“Where do you see Momma, honey?”
“No, silly. That’s Auntie. That’s me…See?”
After a couple more attempts at trying to reason with a two year old and convince her that the beautiful bride in the wedding photos was me and not her mother, it hit me. My sweet niece doesn’t know me to look like that. She just knows me FAT.
A sobering thought.
You see, kids have no agendas. They aren’t beating around the bush. They aren’t holding back as to not hurt feelings. They call ’em how they see ’em. To her, I looked entirely different than the woman in the photo. That was nine years and over one hundred pounds ago. Of course she wouldn’t recognize me. I’m not that person in the picture anymore. But it doesn’t mean I can’t be new and improved.
The sheer adamancy of her statement struck a cord.
A toddler just might change my life.
“You got a salad?”
The quizzical yet amused look on my husband’s face was priceless and disturbing at the same time. We were at one of our usual spots, not the wing place or the burger joint or the craft beer bistro, the other one where pizza with extra cheese and spicy sauce was the typical fare after a buttery bread stick snack. Extra napkins required. I was looking at the menu – that I could recite like the alphabet – and nothing looked good. Before I knew what I was doing, I blurted out “SARATOGA SALAD PLEASE” the moment the waitress came over.
I think there comes a time when your body and mind are both fried. Not only from the overdose of battered foods plunged into hot oil, but from the mental war waged on ourselves. Suddenly, you’ve had enough. You crave the taste of health. Your body wants to heal. Your head used to get in the way, rationalizing how one more order of cheesy bread won’t hurt, but now even your own brain can’t take your self sabotage anymore.

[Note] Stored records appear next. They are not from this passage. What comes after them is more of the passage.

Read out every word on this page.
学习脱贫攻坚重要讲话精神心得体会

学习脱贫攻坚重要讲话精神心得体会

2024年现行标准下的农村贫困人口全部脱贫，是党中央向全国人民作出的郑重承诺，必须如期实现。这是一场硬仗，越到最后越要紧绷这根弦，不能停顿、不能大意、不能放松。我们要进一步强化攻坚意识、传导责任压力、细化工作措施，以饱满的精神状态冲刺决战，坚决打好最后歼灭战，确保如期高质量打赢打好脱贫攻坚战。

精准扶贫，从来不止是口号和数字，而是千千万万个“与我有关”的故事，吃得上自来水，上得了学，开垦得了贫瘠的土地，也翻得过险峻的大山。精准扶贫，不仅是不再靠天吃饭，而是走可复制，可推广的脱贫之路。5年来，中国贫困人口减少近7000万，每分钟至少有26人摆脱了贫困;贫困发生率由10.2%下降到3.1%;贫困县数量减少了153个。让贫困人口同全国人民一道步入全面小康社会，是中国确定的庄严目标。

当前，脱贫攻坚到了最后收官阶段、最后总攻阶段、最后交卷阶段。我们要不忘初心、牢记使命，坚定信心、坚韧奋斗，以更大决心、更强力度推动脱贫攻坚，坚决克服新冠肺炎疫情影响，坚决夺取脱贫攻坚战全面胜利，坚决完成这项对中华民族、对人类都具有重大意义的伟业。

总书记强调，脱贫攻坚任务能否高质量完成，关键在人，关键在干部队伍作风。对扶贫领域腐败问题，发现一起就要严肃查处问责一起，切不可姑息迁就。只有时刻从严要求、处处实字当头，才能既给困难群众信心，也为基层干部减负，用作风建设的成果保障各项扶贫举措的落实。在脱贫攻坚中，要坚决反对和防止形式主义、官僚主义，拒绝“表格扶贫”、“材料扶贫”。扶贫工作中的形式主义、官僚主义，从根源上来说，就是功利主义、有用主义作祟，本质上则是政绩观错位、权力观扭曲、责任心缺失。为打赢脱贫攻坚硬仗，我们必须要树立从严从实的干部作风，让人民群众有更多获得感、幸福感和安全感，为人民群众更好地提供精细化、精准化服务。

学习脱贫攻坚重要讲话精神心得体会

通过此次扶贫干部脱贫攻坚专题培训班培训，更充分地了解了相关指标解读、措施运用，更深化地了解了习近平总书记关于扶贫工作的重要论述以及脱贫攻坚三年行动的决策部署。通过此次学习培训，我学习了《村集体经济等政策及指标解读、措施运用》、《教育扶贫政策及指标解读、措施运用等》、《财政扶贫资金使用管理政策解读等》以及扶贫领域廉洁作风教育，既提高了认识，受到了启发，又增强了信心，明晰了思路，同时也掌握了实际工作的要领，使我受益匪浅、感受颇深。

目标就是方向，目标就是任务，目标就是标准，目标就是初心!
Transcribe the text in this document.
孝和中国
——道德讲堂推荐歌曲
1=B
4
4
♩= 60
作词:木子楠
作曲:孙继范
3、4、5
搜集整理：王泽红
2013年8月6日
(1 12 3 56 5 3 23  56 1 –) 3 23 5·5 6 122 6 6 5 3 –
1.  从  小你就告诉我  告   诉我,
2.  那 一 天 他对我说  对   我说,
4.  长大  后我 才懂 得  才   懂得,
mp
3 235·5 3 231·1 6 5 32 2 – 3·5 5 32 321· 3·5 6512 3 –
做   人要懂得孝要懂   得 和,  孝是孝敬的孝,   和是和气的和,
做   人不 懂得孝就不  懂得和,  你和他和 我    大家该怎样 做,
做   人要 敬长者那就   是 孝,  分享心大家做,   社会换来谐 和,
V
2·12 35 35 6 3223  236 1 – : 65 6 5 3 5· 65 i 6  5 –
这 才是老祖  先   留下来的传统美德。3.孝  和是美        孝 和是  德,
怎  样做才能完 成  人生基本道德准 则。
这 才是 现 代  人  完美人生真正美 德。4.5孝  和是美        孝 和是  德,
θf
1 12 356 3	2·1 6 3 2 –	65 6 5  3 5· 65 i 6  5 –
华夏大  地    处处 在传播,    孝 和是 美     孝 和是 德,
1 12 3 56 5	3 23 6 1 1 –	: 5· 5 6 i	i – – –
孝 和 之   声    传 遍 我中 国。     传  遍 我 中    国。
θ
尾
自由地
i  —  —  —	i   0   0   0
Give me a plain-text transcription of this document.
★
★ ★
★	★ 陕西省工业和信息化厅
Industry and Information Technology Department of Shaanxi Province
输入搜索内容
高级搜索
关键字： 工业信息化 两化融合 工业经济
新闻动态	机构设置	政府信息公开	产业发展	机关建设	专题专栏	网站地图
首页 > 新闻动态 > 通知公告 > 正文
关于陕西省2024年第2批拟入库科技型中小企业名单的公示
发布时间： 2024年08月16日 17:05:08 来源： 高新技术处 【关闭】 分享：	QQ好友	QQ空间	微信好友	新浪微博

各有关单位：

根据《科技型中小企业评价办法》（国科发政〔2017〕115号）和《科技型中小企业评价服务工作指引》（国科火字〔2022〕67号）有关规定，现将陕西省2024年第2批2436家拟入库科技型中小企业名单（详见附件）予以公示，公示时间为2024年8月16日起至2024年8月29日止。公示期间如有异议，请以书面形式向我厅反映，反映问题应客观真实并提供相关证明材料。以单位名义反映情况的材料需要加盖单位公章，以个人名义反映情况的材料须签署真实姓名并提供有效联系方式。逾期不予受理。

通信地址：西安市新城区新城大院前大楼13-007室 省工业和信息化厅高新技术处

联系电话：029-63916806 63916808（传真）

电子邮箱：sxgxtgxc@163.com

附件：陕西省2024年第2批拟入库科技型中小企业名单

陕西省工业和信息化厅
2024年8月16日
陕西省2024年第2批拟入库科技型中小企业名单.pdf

It feels good to let go of the inner struggle. To stop the munchie madness that keeps you fat. In the end, it’s always just a choice.
So yes. I choose salad.
I was getting all set and ready to go full on self-deprecation mode with this. I mean, it has been nearly two years since I last checked in. And probably about thirty pounds in the wrong direction. How would I know for sure? I’ve contracted scale-itis. It stares at me with that knowing, blank, LED screen when I enter the bathroom and have to turn sideways to maneuver between toilet and tub. . . but I’m certain not to make eye contact for fear of feeling shamed by an inanimate object.
We might lie to ourselves and think “it’s not so bad” as we burgeon out of stretch pants and refuse invitations to go places, afraid of not being able to fit into our jeans, but deep down we know the truth. At least I know my truth. I feel it in my skin, in my knees, in my inability to sleep well. I see it in the mirror, in disgusted looks from strangers, in the eyes of concerned loved ones too worried about hurting my feelings to say anything about the weight gain.
But the longer we hide, the worse it gets.
It’s easy to douse ourselves with loathing. What am I doing? Why can’t I get it right? I know better, what’s my problem? I HATE MYSELF!!! But that only gets us to the bottom of an ice cream carton.
It’s love we need. It’s love I need . . . from myself.